Вторые сутки Дуня не приходила в сознание. Зачерпнув из ручья ледяной воды, Кирилл побрызгал ей на лицо. Она не пошевелилась, не вздрогнула, лежала пластом, как мертвая. Пелагея, словно окаменев, не чуя палящего зноя, сидела возле дочери.

Старичок в сюртуке, оказавшийся дворовым человеком господина Бехтеева, порылся в телеге и достал полуштоф. Он сел в тени под телегой, снял плисовый картуз, перекрестился и, блаженно закрыв глаза, отхлебнул из бутылки.

– Дела, господи твоя воля, – вздохнул сокрушенно и снова потянул из полштофа. – Ты ничего не знаешь?

– А что? – отозвался Кирилл.

– Да как бы не померла в дороге-то…

– Избавь бог! – сказал Кирилл. – Греха не оберешься, затаскают…

– Вот и да-то! – подхватил старичок, снова приложившись к бутылке.

Кирилл поднял голову и прислушался.

– Никак громушек?

– Дал бы господь! Все пожгло…

Издали явственно донеслось глухое ворчание грома. Старик, кряхтя, поднялся и побрел к ручью.

– Дочка! – позвал, опускаясь перед Дуней на колени. – Авдотья! Слышь, Авдотья! – он потряс ее за плечо. – О, господи-батюшка… Да очкнись же ты, на вот винца, глотни…

Приподняв Дуню, сунул ей в рот полуштоф. Горлышко бутылки стукнуло о крепко стиснутые зубы, водка пролилась, потекла по подбородку на грудь.

– Эх, зря только водку пролил! – с досадой пробормотал старик, отходя от Дуняши. – Право, зря…

– Не отживела? – спросил Кирилл, снимая котелок и ставя его в тень под телегой.

– Хоть отпевай! – махнул рукой старик, принимаясь за еду.

– Ну, ин похлебаем кулешику да и запрягать! – решил Кирюха и, прижав к груди каравай, отрезал огромный ломоть.

12

Кольцов мчался по Задонской дороге. Со стороны Дона, догоняя, медленно накрывала небо черно-сизая грозовая туча.

Вернувшись ночью из Каменки, он лег спать, но сколько ни ворочался, заснуть не мог. Назойливая мысль не давала забыться: зачем понадобилось отцу посылать его в Задонье? Прикидывал и так, в этак, но ничего не мог придумать. Тревога вошла в сердце и притаилась там змеей.
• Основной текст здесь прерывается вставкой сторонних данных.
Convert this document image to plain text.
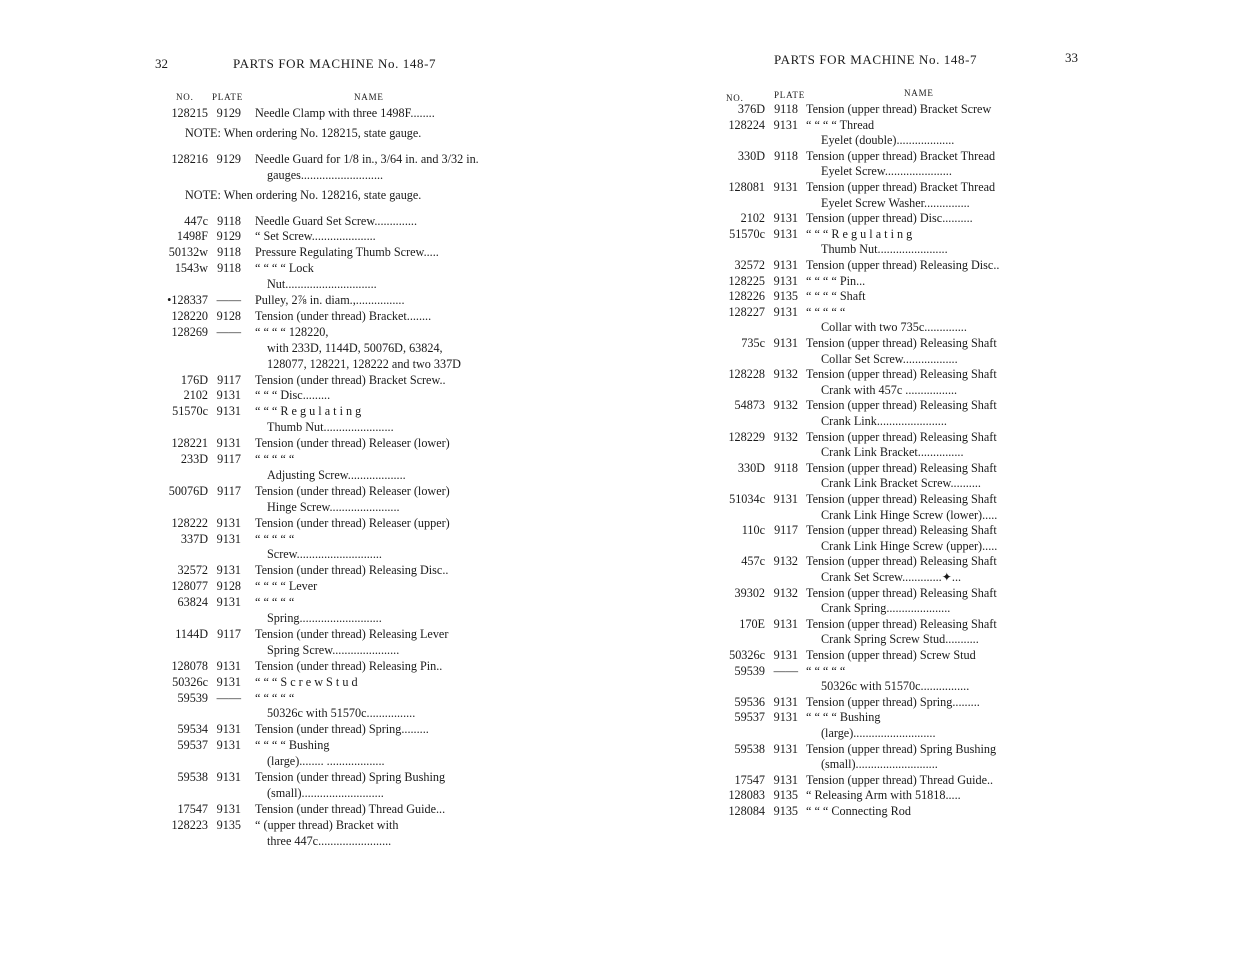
32	PARTS FOR MACHINE No. 148-7
NO. PLATE	NAME
128215 9129 Needle Clamp with three 1498F........
NOTE: When ordering No. 128215, state gauge.
128216 9129 Needle Guard for 1/8 in., 3/64 in. and 3/32 in.
gauges...........................
NOTE: When ordering No. 128216, state gauge.
447c 9118 Needle Guard Set Screw..............
1498F 9129 “ Set Screw.....................
50132w 9118 Pressure Regulating Thumb Screw.....
1543w 9118 “ “ “ “ Lock
Nut..............................
•128337 —— Pulley, 2⅞ in. diam.,................
128220 9128 Tension (under thread) Bracket........
128269 —— “ “ “ “ 128220,
with 233D, 1144D, 50076D, 63824,
128077, 128221, 128222 and two 337D
176D 9117 Tension (under thread) Bracket Screw..
2102 9131 “ “ “ Disc.........
51570c 9131 “ “ “ R e g u l a t i n g
Thumb Nut.......................
128221 9131 Tension (under thread) Releaser (lower)
233D 9117 “ “ “ “ “
Adjusting Screw...................
50076D 9117 Tension (under thread) Releaser (lower)
Hinge Screw.......................
128222 9131 Tension (under thread) Releaser (upper)
337D 9131 “ “ “ “ “
Screw............................
32572 9131 Tension (under thread) Releasing Disc..
128077 9128 “ “ “ “ Lever
63824 9131 “ “ “ “ “
Spring...........................
1144D 9117 Tension (under thread) Releasing Lever
Spring Screw......................
128078 9131 Tension (under thread) Releasing Pin..
50326c 9131 “ “ “ S c r e w S t u d
59539 —— “ “ “ “ “
50326c with 51570c................
59534 9131 Tension (under thread) Spring.........
59537 9131 “ “ “ “ Bushing
(large)........ ...................
59538 9131 Tension (under thread) Spring Bushing
(small)...........................
17547 9131 Tension (under thread) Thread Guide...
128223 9135 “ (upper thread) Bracket with
three 447c........................
PARTS FOR MACHINE No. 148-7	33
NO.	PLATE	NAME
376D 9118 Tension (upper thread) Bracket Screw
128224 9131 “ “ “ “ Thread
Eyelet (double)...................
330D 9118 Tension (upper thread) Bracket Thread
Eyelet Screw......................
128081 9131 Tension (upper thread) Bracket Thread
Eyelet Screw Washer...............
2102 9131 Tension (upper thread) Disc..........
51570c 9131 “ “ “ R e g u l a t i n g
Thumb Nut.......................
32572 9131 Tension (upper thread) Releasing Disc..
128225 9131 “ “ “ “ Pin...
128226 9135 “ “ “ “ Shaft
128227 9131 “ “ “ “ “
Collar with two 735c..............
735c 9131 Tension (upper thread) Releasing Shaft
Collar Set Screw..................
128228 9132 Tension (upper thread) Releasing Shaft
Crank with 457c .................
54873 9132 Tension (upper thread) Releasing Shaft
Crank Link.......................
128229 9132 Tension (upper thread) Releasing Shaft
Crank Link Bracket...............
330D 9118 Tension (upper thread) Releasing Shaft
Crank Link Bracket Screw..........
51034c 9131 Tension (upper thread) Releasing Shaft
Crank Link Hinge Screw (lower).....
110c 9117 Tension (upper thread) Releasing Shaft
Crank Link Hinge Screw (upper).....
457c 9132 Tension (upper thread) Releasing Shaft
Crank Set Screw.............✦...
39302 9132 Tension (upper thread) Releasing Shaft
Crank Spring.....................
170E 9131 Tension (upper thread) Releasing Shaft
Crank Spring Screw Stud...........
50326c 9131 Tension (upper thread) Screw Stud
59539 —— “ “ “ “ “
50326c with 51570c................
59536 9131 Tension (upper thread) Spring.........
59537 9131 “ “ “ “ Bushing
(large)...........................
59538 9131 Tension (upper thread) Spring Bushing
(small)...........................
17547 9131 Tension (upper thread) Thread Guide..
128083 9135 “ Releasing Arm with 51818.....
128084 9135 “ “ “ Connecting Rod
Возле самого города налетел первый сильный порыв ветра, стеной встала рыжая пыль и закрыла полосатую будку и золоченых орлов на кирпичных столбах заставы. Солнце померкло, и теперь уже все небо затянулось тучей и пылью. Упало несколько крупных капель, ненадолго наступила тишина. Потом небо полыхнуло из края в край, и страшный удар грома рухнул на город.

Ворота кольцовского дома были открыты настежь: только что привезли два воза с кожами, и работники разгружали их.
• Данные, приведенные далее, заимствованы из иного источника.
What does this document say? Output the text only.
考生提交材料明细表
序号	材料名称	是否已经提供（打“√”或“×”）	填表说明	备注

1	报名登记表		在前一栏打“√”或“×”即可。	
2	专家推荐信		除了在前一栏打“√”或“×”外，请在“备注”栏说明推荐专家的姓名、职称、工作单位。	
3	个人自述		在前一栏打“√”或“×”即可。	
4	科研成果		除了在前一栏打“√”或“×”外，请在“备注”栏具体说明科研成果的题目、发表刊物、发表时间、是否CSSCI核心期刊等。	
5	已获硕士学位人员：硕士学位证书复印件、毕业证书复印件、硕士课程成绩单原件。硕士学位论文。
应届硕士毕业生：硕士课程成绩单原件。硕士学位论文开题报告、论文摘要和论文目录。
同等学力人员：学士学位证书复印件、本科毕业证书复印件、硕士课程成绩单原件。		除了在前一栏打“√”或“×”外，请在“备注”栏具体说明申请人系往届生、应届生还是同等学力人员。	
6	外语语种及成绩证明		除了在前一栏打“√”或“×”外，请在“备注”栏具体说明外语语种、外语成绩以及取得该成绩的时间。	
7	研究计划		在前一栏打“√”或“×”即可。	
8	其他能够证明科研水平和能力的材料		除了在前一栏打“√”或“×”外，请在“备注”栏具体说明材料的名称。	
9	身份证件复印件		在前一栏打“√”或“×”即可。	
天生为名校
Кольцов рысью въехал в ворота, спрыгнул с седла и, бросив поводья подбежавшему Михею, быстро пошел в глубь двора.

Акации гнулись под ветром. По саду летели белые лепестки опавших цветов. Пелагеина хатенка была открыта настежь; ветер хлопал дверью, то закрывая, то открывая ее.

Кольцов застыл на пороге. Ветер гулял по избе, подметая сор, какие-то тряпки, бумажки. На полу валялось разорванное коралловое ожерелье. Несколько бусинок раскатились по полу и алели, словно капельки крови.

Он увидел ожерелье и понял все. Из глаз потекли слезы. Не замечая их, он опустился на колени и стал подбирать бусы.

Вбежала мать и, плача, обняла Алексея.

– Маменька! – не своим голосом, хрипло спросил он. – Маменька, да что же это?!

Прасковья Ивановна молчала: рыданья мешали ей.

– Да говорите же! – крикнул Кольцов. – Маменька!

– Про… про… дали! – только и могла вымолвить Прасковья Ивановна.

Кольцов оттолкнул мать и, прижимая к груди ожерелье, пошел к дому. Слез уже не было. Длинно раскатываясь по небу, грохотал гром. Ливень грянул сразу, потоком. Работники, разгружавшие кожи, попрятались в амбаре. А Кольцов шел, ничего не видя и не слыша, и лишь хлопанье двери отдавалось в ушах.

И вдруг увидел отца.

Заложив руки за спину, Василий Петрович стоял на крыльце и глядел в упор на сына.

– Ну, что? – подмигнув, с улыбкой спросил. – Я чай, набрехал Башкирцев приказчик-то?..

Кольцов остановился возле крыльца. Отец и сын молча глядели друг на друга. Алексей шагнул вперед и поднял руку с ожерельем к небу.

– Бог… – прохрипел он и замертво рухнул на ступеньки крыльца.

– Убил! – страшно закричала Прасковья Ивановна, кидаясь на грудь Алексея. – Сына! Сына убил!

Она сорвала платок, и тронутые сединой волосы рассыпались по плечам.

Работники выскочили из амбара, подняли Кольцова и понесли в дом.

– Ничего, – сказал Василий Петрович. – Малый крепкий, оклемается…

Глава четвертая

«Мой друг! Благодарю тебя за дружбу, за приязнь! Я ей обязан многими сладостными минутами в моей жизни».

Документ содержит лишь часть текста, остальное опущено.